ConocoPhillips CEO Jim Mulva cautioned Congress last week about imposing new taxes on oil and natural gas producers, which he said would discourage production in U.S. basins on- and offshore.

In a policy speech Thursday before the U.S. Chamber of Commerce in Washington, DC, Mulva said the only way to secure energy for the future is to make the “right choices” today.

“There are many opinions on how to meet our future needs,” said Mulva. “But there is no silver bullet. There is no single source that would replace hydrocarbons at a lower cost and with no environmental impact. Our legislators need to acknowledge that fact…Even at today’s prices, they are still the lowest-cost sources available.”

The United States has only 3% of the world’s remaining oil and gas reserves, but Mulva said that if producers were allowed to drill in areas now off limits, it could add an estimated 80 billion boe of recoverable oil and natural gas. “How much is that? It would exceed all our current proved oil and gas reserves.”

Mulva also encouraged more emphasis on energy infrastructure. “We need more LNG [liquefied natural gas] terminals, electric transmission lines and refinery expansions. But there are endless roadblocks to building them. Where infrastructure is clearly needed to serve the national interest, federal preeminence is needed over local or special interests.”

To encourage alternative energy development, Mulva suggested that the government should consider energy-price insurance that enables developers to bear the risk of starting new ventures.

“The government could establish a baseline, such as a $60 oil price, and provide guarantees at this level for new alternatives. This would offer the fiscal certainty that would enable new projects to be built. The insurance could be made available for up to 1 million b/d of alternative oil or liquid fuel production over the next 10 years. The insurance also would cover 3 Bcf/d of alternative natural gas production for second-generation biofuels, coal gasification, coal-to-liquids, oil shale, methane hydrates and similar sources.”

Mulva said the price protection could be auctioned, and the projects that won would have the lowest energy price requirements and the lowest carbon intensity.

“The beauty of this proposal is that if oil prices remain high, there will be no actual outlays needed,” said Mulva. “The mere existence of the insurance would encourage development. And the market and consumers would ultimately pick the winning technologies.”
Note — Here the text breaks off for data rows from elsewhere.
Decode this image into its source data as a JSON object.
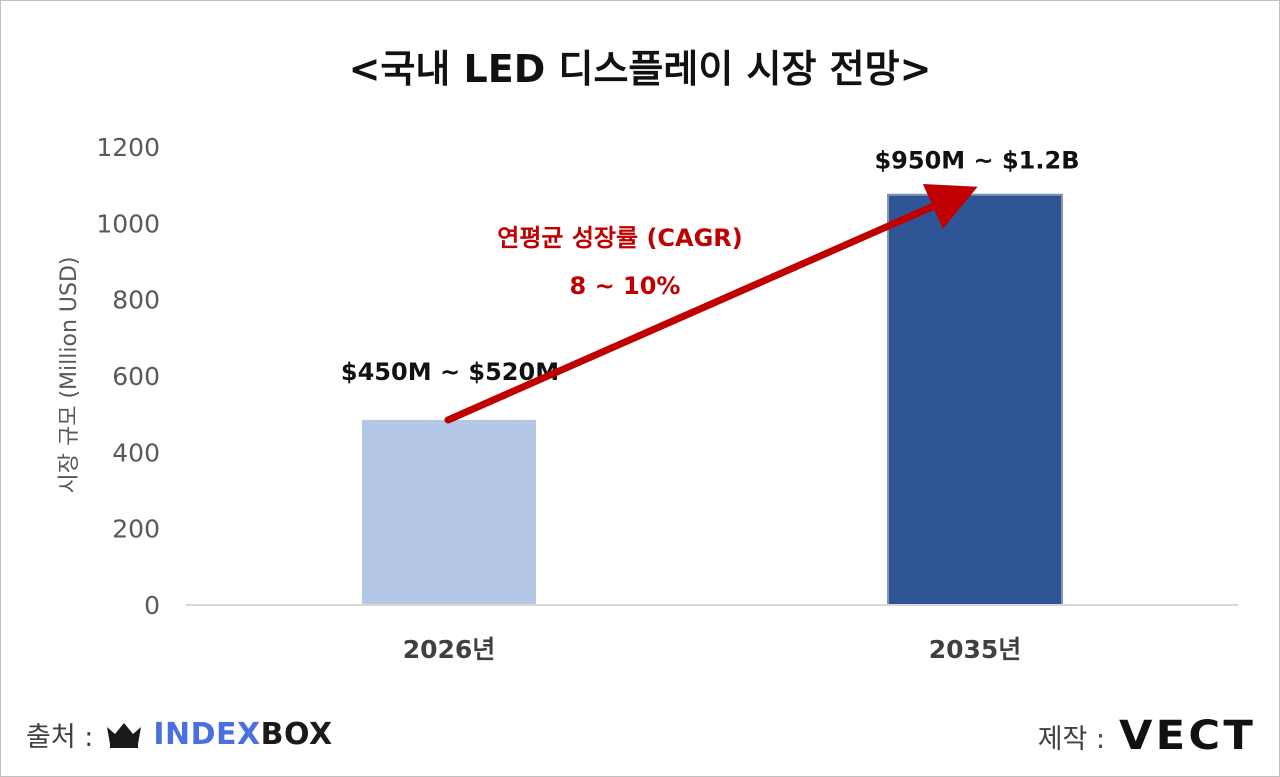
{
  "chart_data": {
    "type": "bar",
    "title": "<국내 LED 디스플레이 시장 전망>",
    "ylabel": "시장 규모 (Million USD)",
    "xlabel": "",
    "categories": [
      "2026년",
      "2035년"
    ],
    "values": [
      485,
      1075
    ],
    "data_labels": [
      "$450M ~ $520M",
      "$950M ~ $1.2B"
    ],
    "bar_colors": [
      "#b4c7e7",
      "#2f5597"
    ],
    "ylim": [
      0,
      1200
    ],
    "yticks": [
      0,
      200,
      400,
      600,
      800,
      1000,
      1200
    ],
    "ytick_labels": [
      "0",
      "200",
      "400",
      "600",
      "800",
      "1000",
      "1200"
    ],
    "grid": false,
    "annotation": {
      "line1": "연평균 성장률 (CAGR)",
      "line2": "8 ~ 10%",
      "color": "#c00000"
    }
  },
  "footer": {
    "source_label": "출처 :",
    "source_brand_part1": "INDEX",
    "source_brand_part2": "BOX",
    "source_icon": "crown-icon",
    "maker_label": "제작 :",
    "maker_brand": "VECT"
  }
}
Development of new supplies, including the proposed Alaska gas pipeline, the Mackenzie Gas Project in Canada and new LNG supply sources also has to happen, said Mulva.

The global energy business will require global solutions, and “our legislators must acknowledge that we live in a world that is increasingly competing for energy,” said the CEO. “If we want to retain our world leadership, we must have a sound energy policy that enhances our competitiveness and economic strength.

“Further, American companies are competing against national oil companies that benefit from the cooperation and friendly policies of their governments. In comparison, too often our government works to punish American companies. Legislators must keep this in mind when considering new regulatory and tax policies that would reduce our competitive edge.”

The high cost of developing and producing oil and gas also hampers development, he said. Labor, equipment and materials all cost more, “and the energy prospects themselves are more challenging. In North America and Europe, we are generally only allowed to drill in the same old areas, which are now highly mature. So in these areas, we are chasing the tougher prospects — which are more remote, or in deeper water, or at deeper drilling depths, with rougher weather and heavier, harder-to-produce oil. Although these resources are sometimes very large, they are more expensive to develop.”

The days of “cheap energy are over,” said Mulva. “This does not mean that we can’t have reliable and affordable energy. I absolutely believe this is still possible. But I repeat, it will take strong political leadership, with a clear vision of the realities of the energy market, and with a commitment to act…for the greater good.”

Energy legislation now before Congress “punishes the energy industry instead of solving the problems” and “focuses on today and on the far-distant future, but ignores the decades in between…In reality, we need oil and gas to bridge the gap and carry us through a transition to new energy sources. Again, this will take decades. So Congress needs to start thinking about that, and to consider where the oil and gas that we need will come from.”

Mulva said the four tenets of what he thinks should be part of a U.S. energy policy are:

“As the debate continues, we should urge our legislators to develop an energy policy that will work in the years immediately ahead, as well as over the longer term,” said Mulva. “It should avoid catering to special interests, including the oil and gas industry. However, it should not blame or penalize the one industry that offers the greatest near- and long-term potential to increase our energy supply.”